South Sudanese authorities must clarify on detained critic’s fate: rights group

South Sudanese authorities must clarify the fate and whereabouts of a detained critic, a rights group said Saturday.

On 4 February, Morris Mabior Awikjok Bak, a critic of the South Sudanese government was reportedly arbitrarily arrested or unlawfully abducted, allegedly by armed Kenyan security forces, a South Sudanese man and Kenyan woman in civilian clothes, in Nairobi, Kenya, where he resides.

It is believed Mabior was forcefully returned to the South Sudanese capital, Juba and is being held in incommunicado detention at a National Security Service (NSS) detention facility.

The Pan-African Lawyers Union (PALU) petitioned the East African Court of Justice (EACJ) to try and establish the fate and whereabouts of the critic.

“We applaud PALU’s efforts seeking, through the EACJ, to clarify the fate and whereabouts of Morris Mabior Awikjok Bak, a South Sudanese man who attempted to seek refuge in Kenya in 2021. We call on the South Sudanese authorities to, without further delay, clarify the fate and whereabouts of Morris Mabior Awikjok Bak,” said Amnesty International’s Deputy Regional Director for East and Southern Africa Flavia Mwangovya.

According the rights body, what happened to Mabior “matches a broader pattern of abductions and illegal transfers of South Sudanese refugees from neighbouring countries by the NSS of South Sudan”.

“In addition to clarifying the fate and whereabouts of Morris Mabior Awikjok Bak, the South Sudanese authorities must ensure he has regular access to his family, a lawyer and a doctor, and unless he is charged with an internationally recognisable offence, immediately release him,” said Mwangovya.

On 3 July 2019, Hope for Humanity Africa and PALU sued the Government of South Sudan and the Republic of Kenya at the EACJ concerning the abduction, enforced disappearance, illegal and/or extraordinary rendition, arbitrary detention, torture, and possible subsequent murder of Dong Samuel Luak and Aggrey Ezbon Idri.
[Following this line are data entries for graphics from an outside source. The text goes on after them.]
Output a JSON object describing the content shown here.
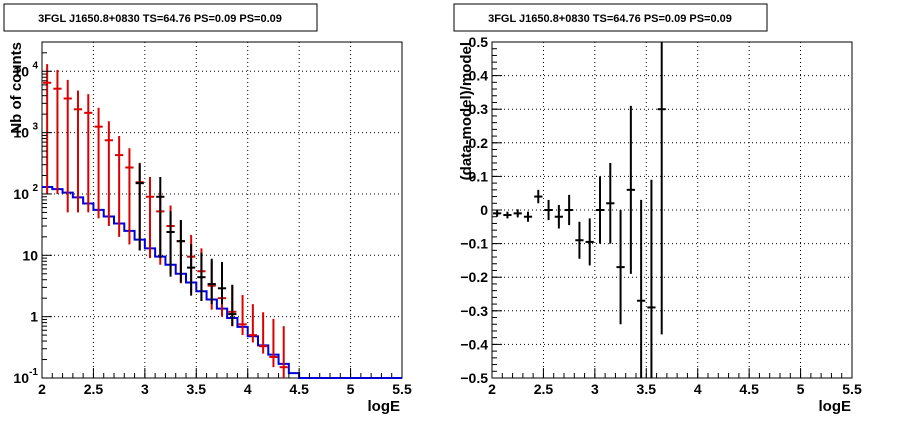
{
  "chart_data": [
    {
      "type": "line",
      "title": "3FGL J1650.8+0830 TS=64.76 PS=0.09 PS=0.09",
      "xlabel": "logE",
      "ylabel": "Nb of counts",
      "xlim": [
        2,
        5.5
      ],
      "ylim": [
        0.1,
        30000
      ],
      "yscale": "log",
      "grid": true,
      "xticks": [
        "2",
        "2.5",
        "3",
        "3.5",
        "4",
        "4.5",
        "5",
        "5.5"
      ],
      "yticks": [
        {
          "value": 0.1,
          "label": "10",
          "exp": "-1"
        },
        {
          "value": 1,
          "label": "1",
          "exp": ""
        },
        {
          "value": 10,
          "label": "10",
          "exp": ""
        },
        {
          "value": 100,
          "label": "10",
          "exp": "2"
        },
        {
          "value": 1000,
          "label": "10",
          "exp": "3"
        },
        {
          "value": 10000,
          "label": "10",
          "exp": "4"
        }
      ],
      "bin_width": 0.1,
      "series": [
        {
          "color": "#0000dd",
          "style": "step",
          "x": [
            2.05,
            2.15,
            2.25,
            2.35,
            2.45,
            2.55,
            2.65,
            2.75,
            2.85,
            2.95,
            3.05,
            3.15,
            3.25,
            3.35,
            3.45,
            3.55,
            3.65,
            3.75,
            3.85,
            3.95,
            4.05,
            4.15,
            4.25,
            4.35,
            4.45,
            4.55,
            4.65,
            4.75,
            4.85,
            4.95,
            5.05,
            5.15,
            5.25,
            5.35,
            5.45
          ],
          "y": [
            130,
            120,
            105,
            88,
            70,
            55,
            43,
            33,
            25,
            18,
            13,
            9.5,
            7,
            5,
            3.6,
            2.6,
            1.9,
            1.35,
            0.95,
            0.68,
            0.48,
            0.34,
            0.24,
            0.17,
            0.12,
            0.1,
            0.1,
            0.1,
            0.1,
            0.1,
            0.1,
            0.1,
            0.1,
            0.1,
            0.1
          ]
        },
        {
          "color": "#dd0000",
          "style": "errorbar",
          "x": [
            2.05,
            2.15,
            2.25,
            2.35,
            2.45,
            2.55,
            2.65,
            2.75,
            2.85,
            2.95,
            3.05,
            3.15,
            3.25,
            3.35,
            3.45,
            3.55,
            3.65,
            3.75,
            3.85,
            3.95,
            4.05,
            4.15,
            4.25,
            4.35
          ],
          "y": [
            6500,
            5200,
            3600,
            2400,
            2100,
            1250,
            750,
            430,
            270,
            155,
            90,
            52,
            30,
            17,
            9.5,
            5.5,
            3.2,
            2.0,
            1.2,
            0.75,
            0.5,
            0.33,
            0.22,
            0.15
          ],
          "err_low": [
            6400,
            5100,
            3550,
            2350,
            2050,
            1210,
            720,
            410,
            255,
            143,
            81,
            45,
            25,
            13.5,
            7,
            3.7,
            1.9,
            1.0,
            0.5,
            0.25,
            0.12,
            0.08,
            0.07,
            0.05
          ],
          "err_high": [
            6600,
            5300,
            3650,
            2450,
            2150,
            1290,
            780,
            450,
            285,
            167,
            99,
            59,
            35,
            20.5,
            12,
            7.5,
            4.8,
            3.2,
            2.1,
            1.5,
            1.1,
            0.85,
            0.7,
            0.55
          ]
        },
        {
          "color": "#000000",
          "style": "errorbar",
          "x": [
            2.95,
            3.15,
            3.25,
            3.35,
            3.45,
            3.55,
            3.65,
            3.75,
            3.85
          ],
          "y": [
            150,
            90,
            24,
            17,
            6.3,
            4.4,
            3.4,
            2.9,
            1.1
          ],
          "err_low": [
            138,
            81,
            19.5,
            13.4,
            4.1,
            2.6,
            1.8,
            1.3,
            0.4
          ],
          "err_high": [
            162,
            99,
            28.5,
            20.6,
            8.8,
            6.6,
            5.4,
            4.9,
            2.2
          ]
        }
      ]
    },
    {
      "type": "scatter",
      "title": "3FGL J1650.8+0830 TS=64.76 PS=0.09 PS=0.09",
      "xlabel": "logE",
      "ylabel": "(data-model)/model",
      "xlim": [
        2,
        5.5
      ],
      "ylim": [
        -0.5,
        0.5
      ],
      "grid": true,
      "xticks": [
        "2",
        "2.5",
        "3",
        "3.5",
        "4",
        "4.5",
        "5",
        "5.5"
      ],
      "yticks": [
        "-0.5",
        "-0.4",
        "-0.3",
        "-0.2",
        "-0.1",
        "0",
        "0.1",
        "0.2",
        "0.3",
        "0.4",
        "0.5"
      ],
      "bin_width": 0.1,
      "series": [
        {
          "color": "#000000",
          "style": "errorbar",
          "x": [
            2.05,
            2.15,
            2.25,
            2.35,
            2.45,
            2.55,
            2.65,
            2.75,
            2.85,
            2.95,
            3.05,
            3.15,
            3.25,
            3.35,
            3.45,
            3.55,
            3.65
          ],
          "y": [
            -0.01,
            -0.015,
            -0.01,
            -0.02,
            0.04,
            0.0,
            -0.02,
            0.0,
            -0.09,
            -0.095,
            0.0,
            0.02,
            -0.17,
            0.06,
            -0.27,
            -0.29,
            0.3
          ],
          "err": [
            0.01,
            0.01,
            0.012,
            0.015,
            0.02,
            0.03,
            0.035,
            0.045,
            0.055,
            0.07,
            0.1,
            0.12,
            0.17,
            0.25,
            0.3,
            0.38,
            0.67
          ]
        }
      ]
    }
  ]
}
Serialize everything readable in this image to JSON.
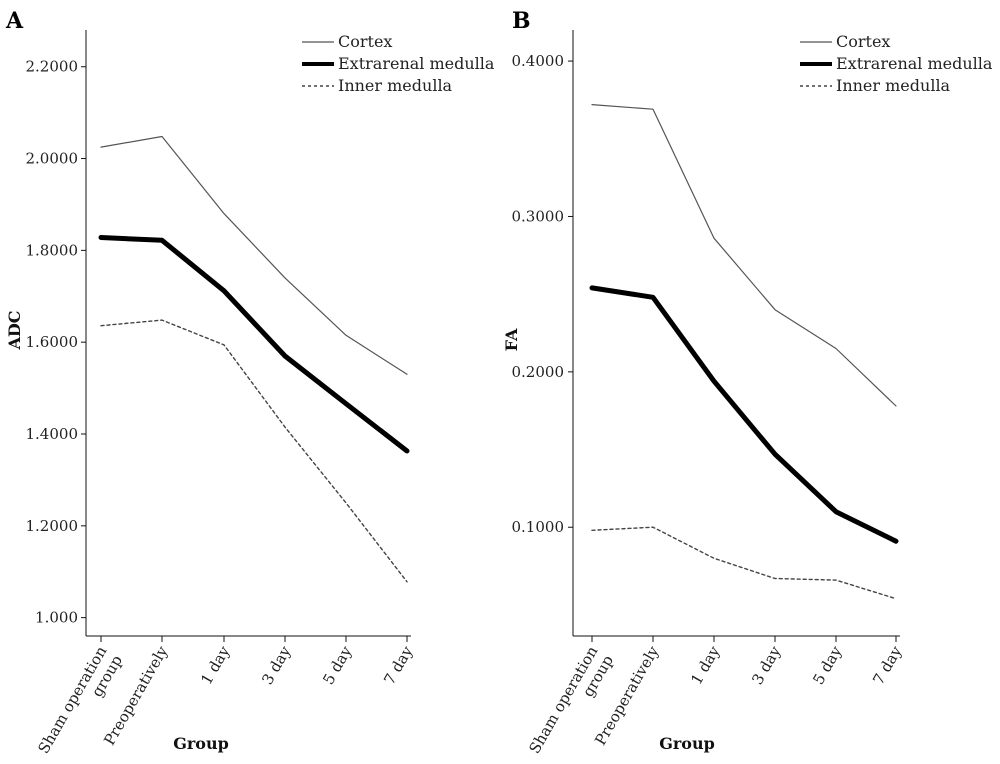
{
  "chart_data": [
    {
      "type": "line",
      "panel_label": "A",
      "xlabel": "Group",
      "ylabel": "ADC",
      "categories": [
        "Sham operation group",
        "Preoperatively",
        "1 day",
        "3 day",
        "5 day",
        "7 day"
      ],
      "ylim": [
        0.96,
        2.28
      ],
      "yticks": [
        {
          "value": 1.0,
          "label": "1.000"
        },
        {
          "value": 1.2,
          "label": "1.2000"
        },
        {
          "value": 1.4,
          "label": "1.4000"
        },
        {
          "value": 1.6,
          "label": "1.6000"
        },
        {
          "value": 1.8,
          "label": "1.8000"
        },
        {
          "value": 2.0,
          "label": "2.0000"
        },
        {
          "value": 2.2,
          "label": "2.2000"
        }
      ],
      "legend_position": "top-right",
      "series": [
        {
          "name": "Cortex",
          "style": "thin",
          "values": [
            2.025,
            2.048,
            1.88,
            1.74,
            1.615,
            1.53
          ]
        },
        {
          "name": "Extrarenal medulla",
          "style": "thick",
          "values": [
            1.828,
            1.822,
            1.712,
            1.57,
            1.466,
            1.363
          ]
        },
        {
          "name": "Inner medulla",
          "style": "dashed",
          "values": [
            1.636,
            1.648,
            1.594,
            1.415,
            1.25,
            1.078
          ]
        }
      ]
    },
    {
      "type": "line",
      "panel_label": "B",
      "xlabel": "Group",
      "ylabel": "FA",
      "categories": [
        "Sham operation group",
        "Preoperatively",
        "1 day",
        "3 day",
        "5 day",
        "7 day"
      ],
      "ylim": [
        0.03,
        0.42
      ],
      "yticks": [
        {
          "value": 0.1,
          "label": "0.1000"
        },
        {
          "value": 0.2,
          "label": "0.2000"
        },
        {
          "value": 0.3,
          "label": "0.3000"
        },
        {
          "value": 0.4,
          "label": "0.4000"
        }
      ],
      "legend_position": "top-right",
      "series": [
        {
          "name": "Cortex",
          "style": "thin",
          "values": [
            0.372,
            0.369,
            0.286,
            0.24,
            0.215,
            0.178
          ]
        },
        {
          "name": "Extrarenal medulla",
          "style": "thick",
          "values": [
            0.254,
            0.248,
            0.194,
            0.147,
            0.11,
            0.091
          ]
        },
        {
          "name": "Inner medulla",
          "style": "dashed",
          "values": [
            0.098,
            0.1,
            0.08,
            0.067,
            0.066,
            0.054
          ]
        }
      ]
    }
  ],
  "colors": {
    "axis": "#111111",
    "thin_line": "#555555",
    "thick_line": "#000000",
    "dashed_line": "#444444"
  }
}
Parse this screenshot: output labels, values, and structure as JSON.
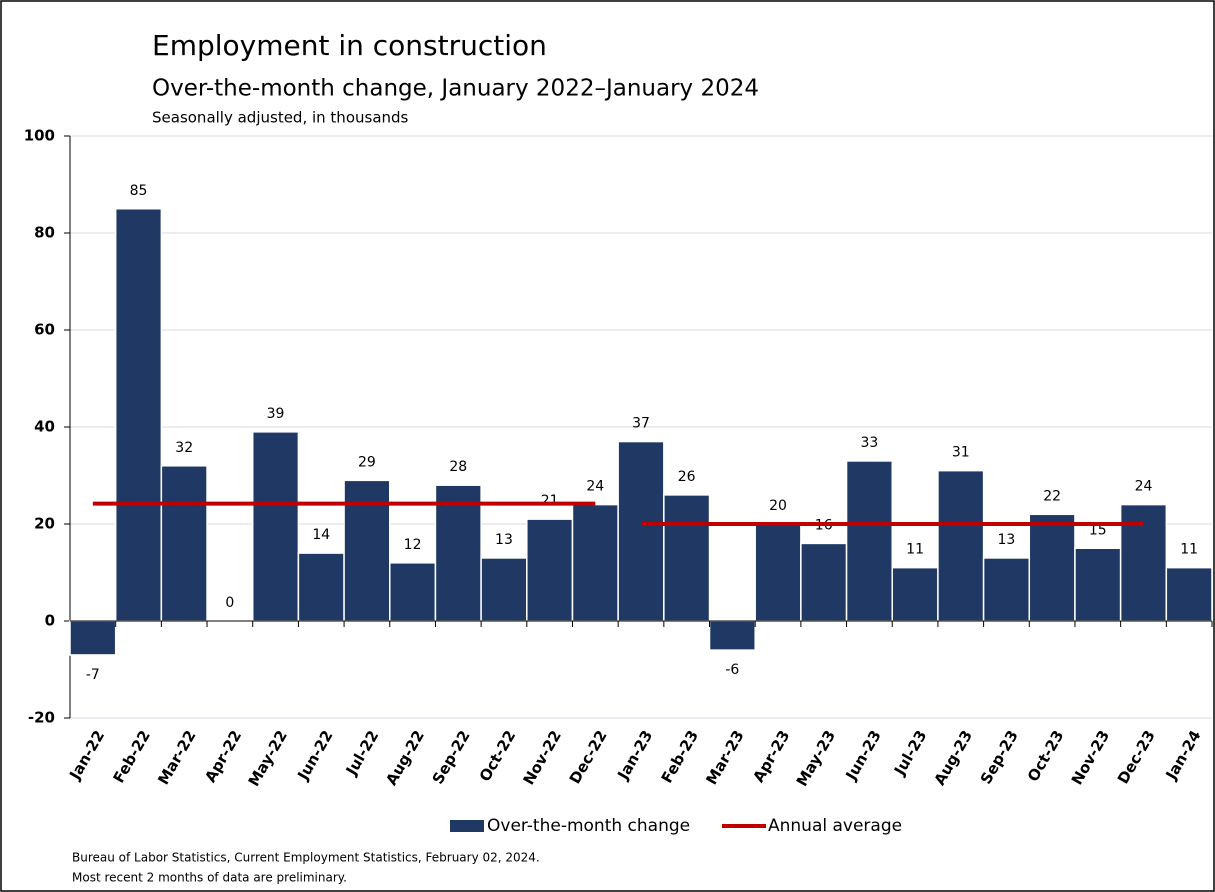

The case is still before the EACJ.

Since the NSS Act in 2014, the NSS has accumulated unchecked powers, becoming one of the main perpetrators of human rights violations and the most powerful security actor in South Sudan. On 21 February, however, South Sudan government agreed to remove sections 54 and 55 in the act that give NSS unconstitutional powers to arrest without and with a warrant, therewith agreeing to curb the NSS’s powers which, if enacted, would be a step towards bringing the 2014 NSS Act in line with the constitution.